While the stock Zotac GTX 970 featured standard 80 mm fans, the omega edition comes with two 90 mm fans that feature grooved fan blades, which Zotac claims assists in better air flow. In addition, the GTX 970 Omega edition comes with a more durable frame surrounding the card, which Zotac is calling ExoArmor. The card also comes with the Power+ and FireStorm utilities, and in addition features a dedicated power controller that communicates with the video card via an internal bus. This bus has a micro-USB out, which when connected to an internal USB header on the motherboard allows you to access a wealth of settings that can be changed in real-time using FireStorm. Brands like Corsair have been doing this since last year with power delivery systems and coolers, so it should be interesting to see how this feature works in real world conditions.
The new cooling fans and the overclocking potential means that the Zotac GTX 970 is a worthy contender for gamers looking to invest in a mid-range card that offers the most bang for the buck.
Zotac GeForce GTX 970 AMP! Extreme Edition
As the name indicates, the extreme edition is designed with enthusiast gamers in mind, and comes with a host of features that are not present in the first two cards.
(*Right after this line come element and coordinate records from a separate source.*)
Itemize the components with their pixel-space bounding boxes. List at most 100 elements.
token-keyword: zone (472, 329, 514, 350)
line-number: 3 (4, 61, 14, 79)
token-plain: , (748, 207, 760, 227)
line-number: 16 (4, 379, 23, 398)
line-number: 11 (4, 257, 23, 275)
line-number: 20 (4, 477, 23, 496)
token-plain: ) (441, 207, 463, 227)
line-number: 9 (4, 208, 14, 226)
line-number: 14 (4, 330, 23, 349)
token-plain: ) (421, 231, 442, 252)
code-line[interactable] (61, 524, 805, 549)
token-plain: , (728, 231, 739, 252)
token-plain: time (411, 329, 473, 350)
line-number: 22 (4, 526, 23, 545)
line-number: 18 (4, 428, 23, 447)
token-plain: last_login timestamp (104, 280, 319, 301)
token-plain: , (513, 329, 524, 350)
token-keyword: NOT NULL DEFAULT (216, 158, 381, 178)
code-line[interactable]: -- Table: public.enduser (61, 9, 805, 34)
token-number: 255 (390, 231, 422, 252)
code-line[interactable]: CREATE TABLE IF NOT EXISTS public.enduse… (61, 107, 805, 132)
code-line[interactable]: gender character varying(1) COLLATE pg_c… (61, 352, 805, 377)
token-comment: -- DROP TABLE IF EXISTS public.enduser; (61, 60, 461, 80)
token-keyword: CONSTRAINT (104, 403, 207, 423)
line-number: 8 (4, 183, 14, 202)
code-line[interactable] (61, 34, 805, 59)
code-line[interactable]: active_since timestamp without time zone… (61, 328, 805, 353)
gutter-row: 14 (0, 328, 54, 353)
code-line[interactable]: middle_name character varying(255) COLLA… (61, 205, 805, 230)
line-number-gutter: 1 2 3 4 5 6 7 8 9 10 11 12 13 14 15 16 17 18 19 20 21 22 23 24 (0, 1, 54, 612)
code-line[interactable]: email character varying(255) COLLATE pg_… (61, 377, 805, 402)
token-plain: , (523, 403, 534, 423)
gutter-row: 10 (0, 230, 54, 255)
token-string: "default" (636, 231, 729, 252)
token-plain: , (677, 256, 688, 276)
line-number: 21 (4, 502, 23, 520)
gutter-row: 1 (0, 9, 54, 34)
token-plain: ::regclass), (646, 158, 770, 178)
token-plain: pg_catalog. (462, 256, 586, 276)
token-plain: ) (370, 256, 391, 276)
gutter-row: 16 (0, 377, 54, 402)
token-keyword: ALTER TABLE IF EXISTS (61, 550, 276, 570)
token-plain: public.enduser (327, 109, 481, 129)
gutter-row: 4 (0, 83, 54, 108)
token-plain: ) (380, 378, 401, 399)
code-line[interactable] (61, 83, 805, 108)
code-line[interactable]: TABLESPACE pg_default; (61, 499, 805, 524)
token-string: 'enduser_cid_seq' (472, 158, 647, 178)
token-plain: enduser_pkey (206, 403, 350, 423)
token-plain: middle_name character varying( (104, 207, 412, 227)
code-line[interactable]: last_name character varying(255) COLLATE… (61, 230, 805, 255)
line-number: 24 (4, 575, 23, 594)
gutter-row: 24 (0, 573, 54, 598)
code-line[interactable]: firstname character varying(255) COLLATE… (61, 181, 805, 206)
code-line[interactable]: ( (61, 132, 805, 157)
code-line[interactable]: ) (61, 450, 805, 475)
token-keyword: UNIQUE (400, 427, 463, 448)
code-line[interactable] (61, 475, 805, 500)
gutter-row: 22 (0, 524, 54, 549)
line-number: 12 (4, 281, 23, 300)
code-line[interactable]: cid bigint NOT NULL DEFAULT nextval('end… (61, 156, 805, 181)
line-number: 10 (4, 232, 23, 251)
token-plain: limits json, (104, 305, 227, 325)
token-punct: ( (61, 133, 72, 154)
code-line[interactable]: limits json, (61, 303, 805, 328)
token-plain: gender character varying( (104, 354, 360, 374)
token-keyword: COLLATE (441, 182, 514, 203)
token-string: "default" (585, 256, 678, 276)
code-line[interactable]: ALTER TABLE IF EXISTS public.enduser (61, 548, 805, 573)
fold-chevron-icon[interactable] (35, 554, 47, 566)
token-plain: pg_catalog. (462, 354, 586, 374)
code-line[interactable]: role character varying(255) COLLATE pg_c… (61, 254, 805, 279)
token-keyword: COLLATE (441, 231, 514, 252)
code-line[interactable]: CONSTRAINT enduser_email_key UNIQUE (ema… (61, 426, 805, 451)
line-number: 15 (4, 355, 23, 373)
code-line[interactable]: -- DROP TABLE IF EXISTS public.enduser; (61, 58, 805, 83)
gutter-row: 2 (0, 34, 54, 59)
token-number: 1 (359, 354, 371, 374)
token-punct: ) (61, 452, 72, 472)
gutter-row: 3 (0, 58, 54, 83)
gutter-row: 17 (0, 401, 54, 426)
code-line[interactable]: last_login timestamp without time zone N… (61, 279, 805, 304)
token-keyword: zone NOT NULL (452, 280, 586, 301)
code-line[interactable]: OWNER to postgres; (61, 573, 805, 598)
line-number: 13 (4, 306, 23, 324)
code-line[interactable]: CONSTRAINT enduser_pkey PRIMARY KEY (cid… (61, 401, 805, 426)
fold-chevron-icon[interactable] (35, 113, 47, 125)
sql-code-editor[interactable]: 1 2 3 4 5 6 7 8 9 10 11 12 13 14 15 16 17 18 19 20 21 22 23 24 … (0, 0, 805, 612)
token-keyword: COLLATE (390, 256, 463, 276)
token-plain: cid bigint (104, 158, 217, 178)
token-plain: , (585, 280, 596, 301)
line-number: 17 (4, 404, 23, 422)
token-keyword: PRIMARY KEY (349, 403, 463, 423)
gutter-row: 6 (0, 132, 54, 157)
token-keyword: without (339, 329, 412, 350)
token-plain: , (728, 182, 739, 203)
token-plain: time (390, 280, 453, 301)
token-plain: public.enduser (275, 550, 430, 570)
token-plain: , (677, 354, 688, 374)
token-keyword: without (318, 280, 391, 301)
Let’s first delve on the design: the GTX 970 extreme edition is aptly named, as the card looks beastly with the three cooling fins and the gunmetal color scheme. When it comes to dimensions, the GTX 970 extreme edition has a length of 300 mm, which means that you have to check your enclosure (or invest in a new one) to accommodate the card.
The GTX 970 extreme edition is clocked at 1203 MHz base/ 1355 MHz boost, and has 1664 CUDA cores, 4 GB GDDR5 memory on a 256-bit interface, with a memory clock of 7200 MHz. All this with a power consumption of 176W, which is delivered through two 8-pin connectors.
The three cooling fan solution, dubbed IceStorm, features three anti-rotational 90 mm fans that are designed to maximize air flow. Although the card is factory overclocked, the design allows for a lot of overhead when it comes to even further overclocking, which we’re sure enthusiast gamers would take full advantage of.
A unique feature in the GTX 970 is the LED lighting scheme, which is called LIGHT.id. If you’ve got a windowed side panel and are inclined to show off your hardware, the red color scheme is ideal for you. The card also has a green color scheme when in 2D mode. If you want to, you can disable the feature via the FireStorm utility.
The extreme edition also comes with a dedicated OC+ button that allows you to fine-tune your card settings, and all the other features available in the omega and the standard versions.
All three cards come with a five year warranty, with US and Canadian customers getting an addition two year extended warranty. Pricing information will be available closer to launch.